Jane W. Newburger MD1
Alexander S. Nadas MD2
1 Associate in Cardiology, Children's Hospital Medical Center; Instructor in Pediatrics Harvard Medical School, Boston
2 Chief, Department of Cardiology, Children's Hospital Medical Center; Professor of Pediatrics, Harvard Medical School, Boston

Infective endocarditis is one of the most serious complications of structural heart disease. It occurs primarily in children and adolescents with preexisting anatomic abnormalities of the heart, with an incidence that varies with the specific cardiac lesion. An identifiable potential source of bacteremia precedes infective endocarditis in approximately one fifth of cases in children. The high mortality (19% to 25%), morbidity, and prolonged treatment course of infective endocarditis make its diagnosis, management, and prevention a matter of great importance to pediatricians.

PREDISPOSING FACTORS

Structural Heart Disease

Cardiac malformations are the major predisposing factor to infective endocarditis.
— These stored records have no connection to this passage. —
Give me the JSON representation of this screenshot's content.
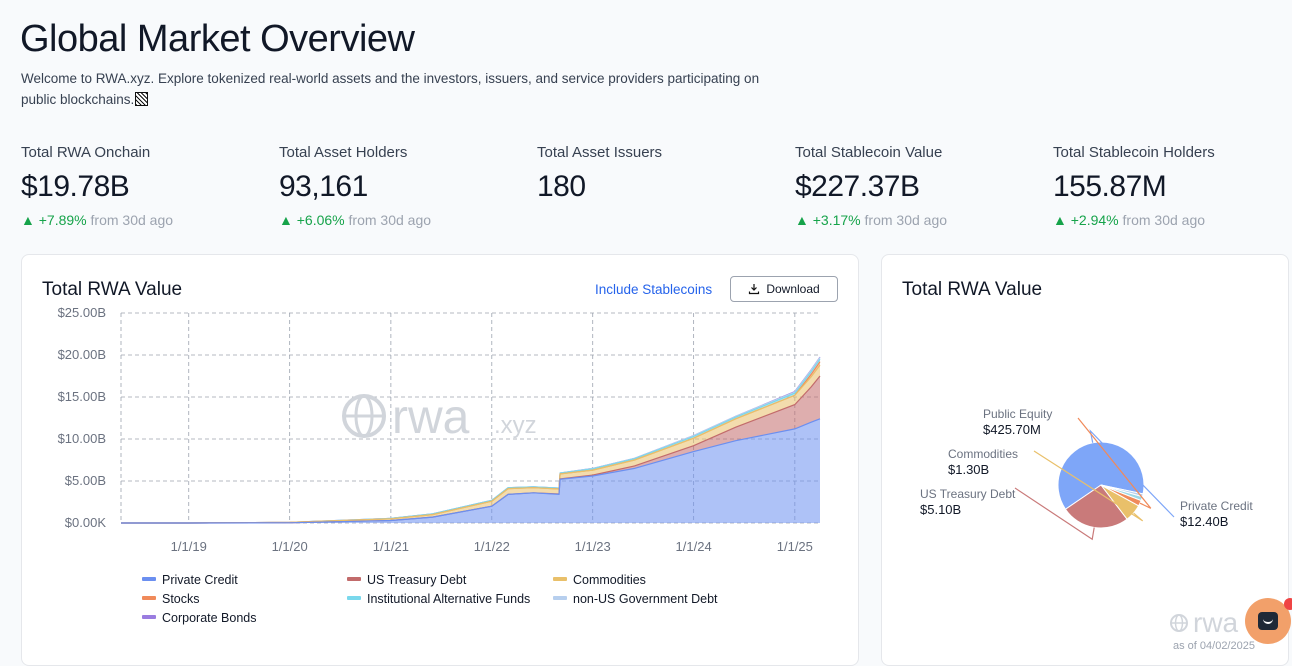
{
  "page": {
    "title": "Global Market Overview",
    "subtitle": "Welcome to RWA.xyz. Explore tokenized real-world assets and the investors, issuers, and service providers participating on public blockchains."
  },
  "stats": [
    {
      "label": "Total RWA Onchain",
      "value": "$19.78B",
      "delta": "▲ +7.89%",
      "period": "from 30d ago"
    },
    {
      "label": "Total Asset Holders",
      "value": "93,161",
      "delta": "▲ +6.06%",
      "period": "from 30d ago"
    },
    {
      "label": "Total Asset Issuers",
      "value": "180",
      "delta": "",
      "period": ""
    },
    {
      "label": "Total Stablecoin Value",
      "value": "$227.37B",
      "delta": "▲ +3.17%",
      "period": "from 30d ago"
    },
    {
      "label": "Total Stablecoin Holders",
      "value": "155.87M",
      "delta": "▲ +2.94%",
      "period": "from 30d ago"
    }
  ],
  "area_card": {
    "title": "Total RWA Value",
    "include_label": "Include Stablecoins",
    "download_label": "Download",
    "watermark": "rwa",
    "watermark_suffix": ".xyz"
  },
  "pie_card": {
    "title": "Total RWA Value",
    "watermark": "rwa",
    "as_of": "as of 04/02/2025"
  },
  "colors": {
    "private_credit": "#6b8ff0",
    "us_treasury": "#c26b6b",
    "commodities": "#e9c06a",
    "stocks": "#f08a5a",
    "inst_alt_funds": "#7ad8ec",
    "non_us_gov": "#b7cfee",
    "corporate_bonds": "#9a7ce0",
    "positive": "#16a34a",
    "link": "#2563eb"
  },
  "chart_data": [
    {
      "type": "area",
      "stacked": true,
      "title": "Total RWA Value",
      "y_ticks": [
        "$0.00K",
        "$5.00B",
        "$10.00B",
        "$15.00B",
        "$20.00B",
        "$25.00B"
      ],
      "x_ticks": [
        "1/1/19",
        "1/1/20",
        "1/1/21",
        "1/1/22",
        "1/1/23",
        "1/1/24",
        "1/1/25"
      ],
      "ylim": [
        0,
        25
      ],
      "y_unit": "B",
      "x_range": [
        "2018-05-01",
        "2025-04-02"
      ],
      "grid": true,
      "legend_position": "bottom",
      "x": [
        "2018-05-01",
        "2019-01-01",
        "2020-01-01",
        "2021-01-01",
        "2021-06-01",
        "2022-01-01",
        "2022-03-01",
        "2022-06-01",
        "2022-09-01",
        "2022-09-05",
        "2023-01-01",
        "2023-06-01",
        "2024-01-01",
        "2024-06-01",
        "2025-01-01",
        "2025-03-01",
        "2025-04-02"
      ],
      "series": [
        {
          "name": "Private Credit",
          "color": "#6b8ff0",
          "values": [
            0,
            0,
            0.02,
            0.3,
            0.7,
            2.0,
            3.4,
            3.6,
            3.4,
            5.2,
            5.6,
            6.5,
            8.5,
            9.8,
            11.2,
            12.0,
            12.4
          ]
        },
        {
          "name": "US Treasury Debt",
          "color": "#c26b6b",
          "values": [
            0,
            0,
            0,
            0,
            0,
            0,
            0,
            0,
            0.05,
            0.05,
            0.1,
            0.3,
            0.7,
            1.6,
            2.9,
            4.2,
            5.1
          ]
        },
        {
          "name": "Commodities",
          "color": "#e9c06a",
          "values": [
            0,
            0,
            0.05,
            0.2,
            0.3,
            0.6,
            0.7,
            0.6,
            0.6,
            0.6,
            0.6,
            0.7,
            0.9,
            1.0,
            1.1,
            1.2,
            1.3
          ]
        },
        {
          "name": "Stocks",
          "color": "#f08a5a",
          "values": [
            0,
            0,
            0,
            0,
            0,
            0,
            0,
            0,
            0,
            0,
            0,
            0,
            0,
            0,
            0,
            0.3,
            0.4
          ]
        },
        {
          "name": "Institutional Alternative Funds",
          "color": "#7ad8ec",
          "values": [
            0,
            0,
            0,
            0.05,
            0.1,
            0.1,
            0.1,
            0.1,
            0.1,
            0.1,
            0.15,
            0.15,
            0.2,
            0.2,
            0.25,
            0.3,
            0.3
          ]
        },
        {
          "name": "non-US Government Debt",
          "color": "#b7cfee",
          "values": [
            0,
            0,
            0,
            0,
            0,
            0,
            0,
            0,
            0,
            0,
            0.05,
            0.05,
            0.1,
            0.1,
            0.15,
            0.2,
            0.2
          ]
        },
        {
          "name": "Corporate Bonds",
          "color": "#9a7ce0",
          "values": [
            0,
            0,
            0,
            0,
            0,
            0,
            0,
            0,
            0,
            0,
            0,
            0,
            0,
            0,
            0.05,
            0.05,
            0.05
          ]
        }
      ]
    },
    {
      "type": "pie",
      "title": "Total RWA Value",
      "slices": [
        {
          "label": "Private Credit",
          "value_label": "$12.40B",
          "value": 12.4,
          "color": "#7ea6f8"
        },
        {
          "label": "US Treasury Debt",
          "value_label": "$5.10B",
          "value": 5.1,
          "color": "#c97a7a"
        },
        {
          "label": "Commodities",
          "value_label": "$1.30B",
          "value": 1.3,
          "color": "#e9c06a"
        },
        {
          "label": "Public Equity",
          "value_label": "$425.70M",
          "value": 0.4257,
          "color": "#f08a5a"
        },
        {
          "label": "",
          "value_label": "",
          "value": 0.3,
          "color": "#9fd8e6"
        },
        {
          "label": "",
          "value_label": "",
          "value": 0.2,
          "color": "#b7cfee"
        }
      ]
    }
  ]
}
Although rheumatic heart disease has gradually declined as a substrate for endocarditis, the increased survival of children with congenital heart disease in the past two decades has increased the number and age of children susceptible to infective endocarditis. In general, lesions leading to a high velocity of blood flow through a heart valve, septal defect, or blood vessel are associated with increased susceptibility to endocarditis (Table 1). Children at highest risk are those with cyanotic congenital heart disease (eg, tetralogy of Fallot), ventricular septal defect with aortic regurgitation, left-sided valvar regurgitation or obstruction, prosthetic valves, and recent cardiac surgery. Endocarditis is exceedingly uncommon in individuals with isolated atrial septal defect secundum and with mild pulmonic valve stenosis.